Dreams are a lot like love. Both make you vulnerable. Dreams take you out on a limb. Once you extend yourself—who knows what will happen? You either leap to a higher branch, or fall to your demise! Anyone clinging to a branch faces crazy thoughts:  You fool! You’re a failure. You will always fall short. (If you think I am overstating, then maybe you haven’t fought hard and long enough!) For a couple years I have chased a book-writing dream. I truly do not know where it will lead. But the journey has revealed some things worthy of passing along. I want to testify to how much I believe in dreams. Even without the end result in sight, I have discovered a silver lining to dream chasing. Consider three blessings belonging to limb huggers:

New digs

One of the prayers I said on my journey to getting published is, “What do I not know that I need to learn?” I have fully recognized that I am not enough. This has deepened my reach to the God who is! At his command are all the wisdom and resources required. I continue to pray in this searching way:  “What do I need from you Lord that would make someone weak and limited like me—sufficient?” This dream has kept me digging down.

New discernment

Though I don’t know what will happen with Soul Whisperer, chasing it has opened my mind to things I would never have imagined thinking, creating, or developing. The Dominos began falling and they just didn’t stop! Why had that not happened before? It took a dream for that to begin. Don’t be afraid to go after something—you cannot realize now all that will be set in motion.

New destinies

In the end, it will take God to complete it. This is one of the hardest things about dreams. We have to trust something so close and precious to our hearts to the hands of Jesus. There is something awful and wonderful about having to do that. It is gut-wrenchingly scary. Yet he is fully able to notice the dream laid at his feet, pick it up, and carry it to its rightful destination. I know that some of my dreams will not come true, but God’s dream for my life will. His dream for me is ultimately good. I am learning to trust in that.

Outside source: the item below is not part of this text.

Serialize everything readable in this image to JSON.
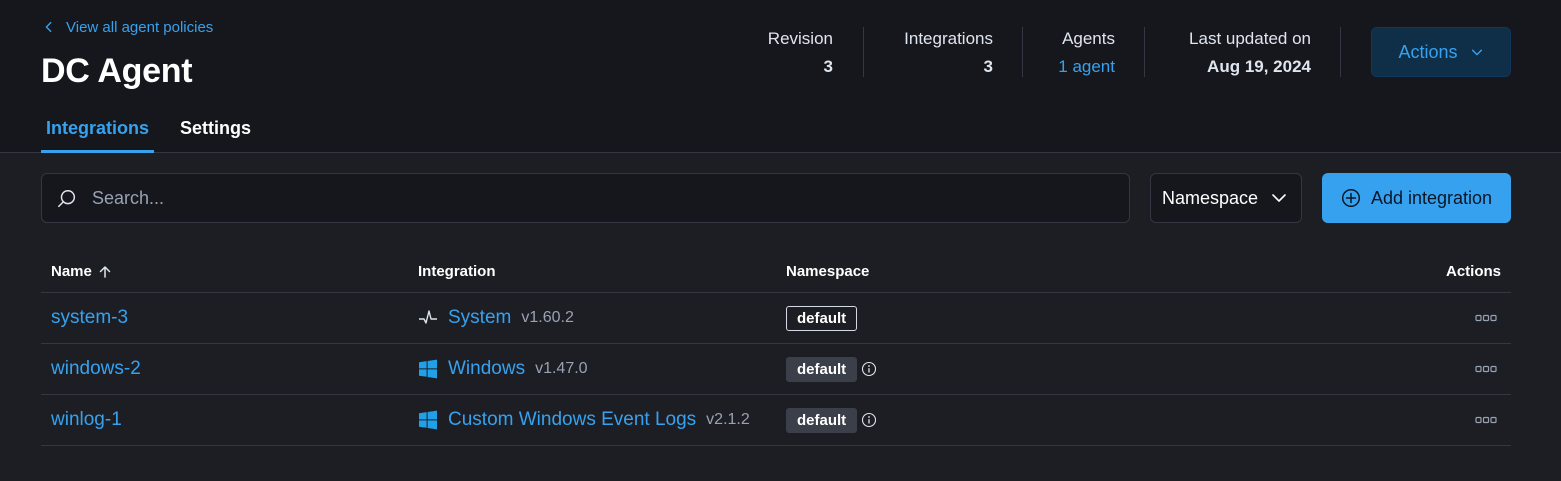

PS:  One of the things that helped me go for it and sustain motivation—was to break the dream into accomplishment levels. My writing became: A dream of personal growth; A dream of ministry growth; A dream of providing materials for an amazing church like Sandals; A dream of providing training for dozens of churches; A dream of providing resources to North America; A dream of helping Christians reach others throughout the entire world. I still don’t know what level it will go. But every level is significant. Don’t you agree?

So today when you dust off an old dream or climb after a new one—why not do your own breakdown of the silver lining. Fear not!